The Story Is in Our Bones: How Worldviews and Climate Justice Can Remake a World in Crisis
Reviewed by Lauren Brownlee
October 1, 2024
By Osprey Orielle Lake. New Society Publishers, 2024. 400 pages. $29.99/paperback or eBook.
In The Story Is in Our Bones: How Worldviews and Climate Justice Can Remake a World in Crisis, Osprey Orielle Lake, founder and executive director of the Women’s Earth and Climate Action Network (WECAN), shares lessons that have emerged from her listening to and learning about Indigenous communities around the world. She believes the moment we’re living in calls for “deep systemic change entailing a metamorphic shift in worldview: literally, how we understand the world and our relationship and responsibility to the web of life and each other.” She aims for her book to become a part of a “collective conversation” that moves us toward “a relational Earth-conscious understanding of respect, reciprocity, and restoration.” Throughout the book, Lake models putting Indigenous voices at the center while recognizing the impact of her own white privilege. The Story Is in Our Bones invites readers to consider their past, present, and potential future and expand their moral imagination by considering what elements of global Indigenous wisdom would help create the world we seek.
Much of the book is an exploration of what communities worldwide did to care for the earth and each other before colonialism, capitalism, and patriarchy defined the times. Lake encourages readers to reconnect with their Indigenous past, wherever their ancestors may be from. She also advocates for a re-embracing of ancient origin stories, which were originally “land-based stories” but “have been long desecrated or co-opted and perverted by thousands of years of colonization and patriarchy.” She notes that Indigenous cosmologies—many of which have evolved to reflect modern thinking—once portrayed male and female deities equally and respected diverse genders rather than a narrow gender binary. She also mourns the loss of myriad Indigenous languages that better reflected an Earth-conscious mindset, as “[m]ost Indigenous languages recognize nonhuman beings with agency as ‘persons’ and express these relationships as sentient kin.”

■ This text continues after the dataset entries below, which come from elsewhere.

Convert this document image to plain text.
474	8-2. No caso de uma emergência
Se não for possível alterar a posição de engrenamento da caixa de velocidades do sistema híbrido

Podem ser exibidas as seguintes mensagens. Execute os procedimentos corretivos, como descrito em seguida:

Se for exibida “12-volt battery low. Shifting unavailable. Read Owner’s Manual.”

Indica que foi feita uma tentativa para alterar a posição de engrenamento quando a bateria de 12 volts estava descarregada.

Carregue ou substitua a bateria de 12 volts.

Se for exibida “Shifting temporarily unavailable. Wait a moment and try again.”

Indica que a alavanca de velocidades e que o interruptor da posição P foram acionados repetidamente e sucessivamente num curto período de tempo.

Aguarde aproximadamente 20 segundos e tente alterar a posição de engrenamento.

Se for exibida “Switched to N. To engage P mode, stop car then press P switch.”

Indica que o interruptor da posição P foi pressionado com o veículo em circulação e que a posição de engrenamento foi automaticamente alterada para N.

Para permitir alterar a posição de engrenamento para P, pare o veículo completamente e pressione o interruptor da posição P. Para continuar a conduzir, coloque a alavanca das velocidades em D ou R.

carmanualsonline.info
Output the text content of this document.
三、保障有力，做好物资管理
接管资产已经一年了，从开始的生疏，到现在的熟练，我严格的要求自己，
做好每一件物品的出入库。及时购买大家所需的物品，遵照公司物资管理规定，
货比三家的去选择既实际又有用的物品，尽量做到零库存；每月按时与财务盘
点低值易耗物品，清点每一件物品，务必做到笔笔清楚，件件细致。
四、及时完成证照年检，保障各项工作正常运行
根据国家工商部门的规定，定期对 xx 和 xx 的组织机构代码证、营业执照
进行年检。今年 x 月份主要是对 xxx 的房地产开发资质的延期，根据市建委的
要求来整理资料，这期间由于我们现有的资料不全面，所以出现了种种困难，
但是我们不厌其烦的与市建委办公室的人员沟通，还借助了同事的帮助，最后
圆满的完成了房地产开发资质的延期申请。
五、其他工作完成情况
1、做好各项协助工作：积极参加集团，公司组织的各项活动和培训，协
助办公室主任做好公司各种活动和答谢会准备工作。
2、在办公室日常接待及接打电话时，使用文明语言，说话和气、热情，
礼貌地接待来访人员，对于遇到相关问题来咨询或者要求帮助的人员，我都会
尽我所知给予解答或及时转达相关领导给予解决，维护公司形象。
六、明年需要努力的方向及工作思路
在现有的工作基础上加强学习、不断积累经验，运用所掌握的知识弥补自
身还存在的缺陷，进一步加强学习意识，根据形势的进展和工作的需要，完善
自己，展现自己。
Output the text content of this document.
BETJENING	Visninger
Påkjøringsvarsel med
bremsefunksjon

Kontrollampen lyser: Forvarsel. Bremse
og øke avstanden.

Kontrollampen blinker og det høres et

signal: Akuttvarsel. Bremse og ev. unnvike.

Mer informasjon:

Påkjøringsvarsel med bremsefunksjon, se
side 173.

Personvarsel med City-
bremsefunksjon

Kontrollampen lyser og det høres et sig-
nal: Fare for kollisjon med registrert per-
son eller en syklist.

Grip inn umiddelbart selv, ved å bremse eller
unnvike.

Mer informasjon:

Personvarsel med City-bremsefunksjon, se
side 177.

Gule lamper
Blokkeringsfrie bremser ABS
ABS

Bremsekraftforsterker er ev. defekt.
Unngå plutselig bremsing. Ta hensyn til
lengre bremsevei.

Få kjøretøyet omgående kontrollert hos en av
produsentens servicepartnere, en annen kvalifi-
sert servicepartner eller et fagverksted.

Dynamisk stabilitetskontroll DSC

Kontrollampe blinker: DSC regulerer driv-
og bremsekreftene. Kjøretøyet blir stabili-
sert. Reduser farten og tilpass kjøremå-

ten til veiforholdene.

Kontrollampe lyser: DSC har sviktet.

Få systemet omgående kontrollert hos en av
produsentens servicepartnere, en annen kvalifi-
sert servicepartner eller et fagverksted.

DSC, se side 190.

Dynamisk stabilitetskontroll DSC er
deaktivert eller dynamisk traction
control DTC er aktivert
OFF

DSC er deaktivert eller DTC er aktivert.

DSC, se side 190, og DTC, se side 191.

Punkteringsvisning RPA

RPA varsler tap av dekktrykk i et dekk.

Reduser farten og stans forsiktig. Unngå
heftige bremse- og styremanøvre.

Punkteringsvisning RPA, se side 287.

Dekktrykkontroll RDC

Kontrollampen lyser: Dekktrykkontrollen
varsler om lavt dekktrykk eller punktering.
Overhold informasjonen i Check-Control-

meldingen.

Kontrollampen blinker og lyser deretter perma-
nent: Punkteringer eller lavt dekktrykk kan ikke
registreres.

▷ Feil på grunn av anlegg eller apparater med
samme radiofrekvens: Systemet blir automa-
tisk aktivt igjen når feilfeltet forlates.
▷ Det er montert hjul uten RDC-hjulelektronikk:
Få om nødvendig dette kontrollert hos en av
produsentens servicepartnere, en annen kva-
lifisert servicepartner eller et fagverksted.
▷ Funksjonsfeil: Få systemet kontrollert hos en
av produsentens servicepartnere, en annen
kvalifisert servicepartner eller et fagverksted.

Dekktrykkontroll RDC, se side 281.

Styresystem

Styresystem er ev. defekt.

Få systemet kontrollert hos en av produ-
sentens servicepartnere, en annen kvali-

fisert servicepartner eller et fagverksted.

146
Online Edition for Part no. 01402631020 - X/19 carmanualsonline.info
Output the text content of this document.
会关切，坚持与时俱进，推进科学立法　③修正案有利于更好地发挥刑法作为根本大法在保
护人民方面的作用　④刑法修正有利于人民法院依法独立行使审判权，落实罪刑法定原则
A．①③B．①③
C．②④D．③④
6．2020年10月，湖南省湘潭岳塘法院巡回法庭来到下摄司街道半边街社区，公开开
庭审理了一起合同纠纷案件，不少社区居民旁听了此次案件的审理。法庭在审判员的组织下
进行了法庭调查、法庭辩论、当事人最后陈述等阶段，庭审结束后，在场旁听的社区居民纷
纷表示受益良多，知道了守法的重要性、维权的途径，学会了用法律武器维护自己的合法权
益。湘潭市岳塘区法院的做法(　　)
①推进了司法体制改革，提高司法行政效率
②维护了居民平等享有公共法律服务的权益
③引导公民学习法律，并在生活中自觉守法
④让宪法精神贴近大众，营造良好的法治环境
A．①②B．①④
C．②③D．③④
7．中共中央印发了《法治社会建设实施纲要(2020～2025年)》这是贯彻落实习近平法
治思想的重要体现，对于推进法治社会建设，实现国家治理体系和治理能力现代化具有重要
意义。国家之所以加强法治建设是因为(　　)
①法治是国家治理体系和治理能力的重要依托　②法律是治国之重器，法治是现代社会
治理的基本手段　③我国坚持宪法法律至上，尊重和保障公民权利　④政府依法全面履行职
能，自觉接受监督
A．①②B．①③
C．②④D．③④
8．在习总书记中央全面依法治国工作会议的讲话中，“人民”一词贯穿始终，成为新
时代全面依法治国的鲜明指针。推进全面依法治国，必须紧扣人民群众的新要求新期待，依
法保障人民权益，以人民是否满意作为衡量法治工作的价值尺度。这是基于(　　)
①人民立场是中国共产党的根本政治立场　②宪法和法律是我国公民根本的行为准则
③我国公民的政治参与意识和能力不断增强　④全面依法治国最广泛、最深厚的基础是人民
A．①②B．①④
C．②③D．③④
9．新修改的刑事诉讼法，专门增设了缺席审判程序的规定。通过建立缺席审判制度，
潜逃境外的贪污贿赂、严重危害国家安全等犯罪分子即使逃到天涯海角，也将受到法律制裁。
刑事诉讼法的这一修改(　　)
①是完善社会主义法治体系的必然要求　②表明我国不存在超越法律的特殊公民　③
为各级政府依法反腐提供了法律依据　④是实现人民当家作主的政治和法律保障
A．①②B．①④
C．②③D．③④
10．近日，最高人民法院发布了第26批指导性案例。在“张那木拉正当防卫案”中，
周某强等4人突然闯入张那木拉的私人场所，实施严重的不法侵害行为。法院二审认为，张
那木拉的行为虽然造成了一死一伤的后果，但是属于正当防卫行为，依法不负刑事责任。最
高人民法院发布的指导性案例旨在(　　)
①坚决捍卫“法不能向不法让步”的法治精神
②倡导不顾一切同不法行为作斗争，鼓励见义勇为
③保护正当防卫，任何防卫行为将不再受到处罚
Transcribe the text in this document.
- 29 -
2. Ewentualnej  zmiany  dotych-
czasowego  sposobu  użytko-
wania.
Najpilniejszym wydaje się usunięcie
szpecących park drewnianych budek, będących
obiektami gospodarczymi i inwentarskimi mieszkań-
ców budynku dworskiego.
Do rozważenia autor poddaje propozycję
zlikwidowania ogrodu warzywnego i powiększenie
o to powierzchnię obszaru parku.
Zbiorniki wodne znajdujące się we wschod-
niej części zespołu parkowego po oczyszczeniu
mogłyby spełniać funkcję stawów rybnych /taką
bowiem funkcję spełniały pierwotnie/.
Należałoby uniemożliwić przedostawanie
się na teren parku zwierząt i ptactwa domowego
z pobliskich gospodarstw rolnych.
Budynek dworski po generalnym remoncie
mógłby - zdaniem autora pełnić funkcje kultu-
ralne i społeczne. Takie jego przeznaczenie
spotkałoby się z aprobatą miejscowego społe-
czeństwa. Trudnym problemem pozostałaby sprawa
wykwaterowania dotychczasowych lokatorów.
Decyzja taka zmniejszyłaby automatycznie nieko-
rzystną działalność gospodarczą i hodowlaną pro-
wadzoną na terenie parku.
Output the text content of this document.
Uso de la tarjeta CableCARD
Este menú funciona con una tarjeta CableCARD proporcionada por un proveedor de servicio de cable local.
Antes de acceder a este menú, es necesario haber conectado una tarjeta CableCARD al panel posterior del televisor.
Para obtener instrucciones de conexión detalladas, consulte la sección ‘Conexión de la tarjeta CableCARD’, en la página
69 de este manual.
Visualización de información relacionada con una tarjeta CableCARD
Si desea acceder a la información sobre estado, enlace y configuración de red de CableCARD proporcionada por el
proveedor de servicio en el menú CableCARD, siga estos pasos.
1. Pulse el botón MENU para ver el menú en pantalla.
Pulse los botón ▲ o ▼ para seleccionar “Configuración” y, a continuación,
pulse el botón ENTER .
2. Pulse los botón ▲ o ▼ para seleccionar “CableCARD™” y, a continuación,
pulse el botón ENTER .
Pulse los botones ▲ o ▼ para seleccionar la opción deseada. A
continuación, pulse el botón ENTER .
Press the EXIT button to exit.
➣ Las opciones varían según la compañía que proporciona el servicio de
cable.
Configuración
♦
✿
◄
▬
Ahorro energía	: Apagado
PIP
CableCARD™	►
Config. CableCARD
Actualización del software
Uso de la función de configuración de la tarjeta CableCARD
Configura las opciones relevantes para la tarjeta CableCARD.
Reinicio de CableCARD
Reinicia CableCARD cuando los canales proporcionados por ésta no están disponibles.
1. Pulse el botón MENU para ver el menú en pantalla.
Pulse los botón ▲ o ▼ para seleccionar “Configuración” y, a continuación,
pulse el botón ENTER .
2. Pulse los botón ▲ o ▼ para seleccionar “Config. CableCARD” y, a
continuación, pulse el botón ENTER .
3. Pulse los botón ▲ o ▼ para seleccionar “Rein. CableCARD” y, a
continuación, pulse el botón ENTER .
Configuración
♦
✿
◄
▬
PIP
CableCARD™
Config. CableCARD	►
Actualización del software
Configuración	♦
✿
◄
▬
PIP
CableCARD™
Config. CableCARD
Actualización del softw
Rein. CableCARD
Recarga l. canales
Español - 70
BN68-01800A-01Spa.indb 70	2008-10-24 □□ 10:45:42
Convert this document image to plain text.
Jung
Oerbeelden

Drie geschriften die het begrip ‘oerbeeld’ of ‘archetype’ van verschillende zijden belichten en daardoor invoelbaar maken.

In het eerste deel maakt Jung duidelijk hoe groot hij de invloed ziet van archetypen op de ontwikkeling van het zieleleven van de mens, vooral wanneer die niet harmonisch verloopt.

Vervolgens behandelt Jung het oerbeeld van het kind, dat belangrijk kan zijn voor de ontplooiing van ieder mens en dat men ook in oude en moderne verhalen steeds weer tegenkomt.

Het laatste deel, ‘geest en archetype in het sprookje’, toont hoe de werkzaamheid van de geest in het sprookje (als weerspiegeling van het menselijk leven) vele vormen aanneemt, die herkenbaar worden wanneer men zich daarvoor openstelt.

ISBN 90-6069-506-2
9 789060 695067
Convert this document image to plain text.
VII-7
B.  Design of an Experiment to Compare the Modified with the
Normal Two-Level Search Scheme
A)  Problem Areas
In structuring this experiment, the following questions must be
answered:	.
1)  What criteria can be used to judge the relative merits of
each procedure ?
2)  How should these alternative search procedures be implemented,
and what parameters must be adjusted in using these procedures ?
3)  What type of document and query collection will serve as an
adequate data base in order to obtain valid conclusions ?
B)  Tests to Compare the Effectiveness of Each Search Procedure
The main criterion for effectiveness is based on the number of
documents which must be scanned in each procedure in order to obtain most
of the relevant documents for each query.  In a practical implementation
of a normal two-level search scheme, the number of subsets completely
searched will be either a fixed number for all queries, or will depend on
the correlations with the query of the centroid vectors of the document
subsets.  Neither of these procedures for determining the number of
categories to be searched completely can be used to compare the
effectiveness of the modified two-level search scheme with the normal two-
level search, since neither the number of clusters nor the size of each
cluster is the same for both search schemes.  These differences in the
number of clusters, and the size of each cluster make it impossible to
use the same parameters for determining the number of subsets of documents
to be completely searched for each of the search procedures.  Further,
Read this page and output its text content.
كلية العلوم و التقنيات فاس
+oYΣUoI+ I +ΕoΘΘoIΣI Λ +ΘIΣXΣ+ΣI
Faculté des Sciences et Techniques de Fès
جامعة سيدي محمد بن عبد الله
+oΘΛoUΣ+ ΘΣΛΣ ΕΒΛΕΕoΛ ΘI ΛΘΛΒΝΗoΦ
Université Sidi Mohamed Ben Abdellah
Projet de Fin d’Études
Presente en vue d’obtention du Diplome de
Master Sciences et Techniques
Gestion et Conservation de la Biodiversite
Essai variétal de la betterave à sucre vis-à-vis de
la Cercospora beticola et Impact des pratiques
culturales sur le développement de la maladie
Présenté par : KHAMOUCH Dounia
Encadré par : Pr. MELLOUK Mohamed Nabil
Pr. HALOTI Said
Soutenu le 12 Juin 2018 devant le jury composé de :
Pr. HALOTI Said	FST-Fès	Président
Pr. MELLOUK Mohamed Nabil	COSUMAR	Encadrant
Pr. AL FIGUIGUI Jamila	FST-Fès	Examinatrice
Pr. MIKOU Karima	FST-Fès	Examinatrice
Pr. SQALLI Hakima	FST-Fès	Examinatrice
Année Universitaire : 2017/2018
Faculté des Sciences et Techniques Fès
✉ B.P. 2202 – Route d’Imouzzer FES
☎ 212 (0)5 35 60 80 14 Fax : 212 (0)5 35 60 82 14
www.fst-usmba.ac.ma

The book paints a dire picture of where today’s dominant worldviews have gotten us. Lake grieves that “[s]ome of the most damaging and pervasive worldviews are human dominion over nature, separation from a living Earth, and structural patriarchy and white supremacy” and that “[t]he current dominant society is based upon power over and exploitation of women, Indigenous Peoples, People of Color, and the land.” She points to ways that cisgender white men are consistently entrusted and empowered while women, nonbinary people, and people of color are often considered less worthy and experience consistent discrimination. To add to those dynamics, Lake illustrates how “[f]alse scarcity is integral to colonialism and capitalism” in the way that it maintains power and wealth for the few “at the expense of everyone else.” This us-vs-them mentality extends to the ways we engage with the earth. Rather than seeing the earth as our kin, humans have put ourselves at the center, “pav[ing] the way for exploitation and extractivism of the land since the sacredness of life has now been relegated to malevolence.” These habits of mind, working in unison, “have led to a huge deficit in political will and necessary action.”
The book points to a better world and offers a roadmap. Lake believes that the solutions needed right now will come from the margins, especially women and Indigenous communities. She also trusts the earth itself: “We have so much to learn from Mother Earth’s wisdom, design, and balance, if we take the time to listen, watch, respect, and learn.” She believes that, “we need our movements to hold an intersectional justice lens,” and she tells stories throughout the book of those movements that have put the earth, the sacred feminine, and Indigenous wisdom at the center, and she tells of the tangible impact they have made. In particular, she speaks to the movements around a Just Transition, Land Back, and Rights of Nature. The book is equally full of aspirations of what could be and the lessons of those who are currently bringing that world into being.
I was not surprised to find environmental activist Joanna Macy, who is beloved by many Friends, listed in the acknowledgments, as The Story Is in Our Bones reflects the kind of radical hope that we are used to hearing from her. As a Quaker, I appreciated queries that appear throughout the book, such as “[w]hat is the composition of our cultural soil?” and “how can the dominant society relearn our role as a keystone species and protect and enrich water, land, forest, animals, and the entirety of the web of life?” Lake notes that the “changes so necessary for our survival will not happen without impassioned advocacy from change-makers.” I believe Quakers are up for the task.
Lauren Brownlee is a member of Bethesda (Md.) Meeting where she serves on the Ministry and Worship and Peace and Social Justice Committees. She also serves as deputy general secretary for Friends Committee on National Legislation.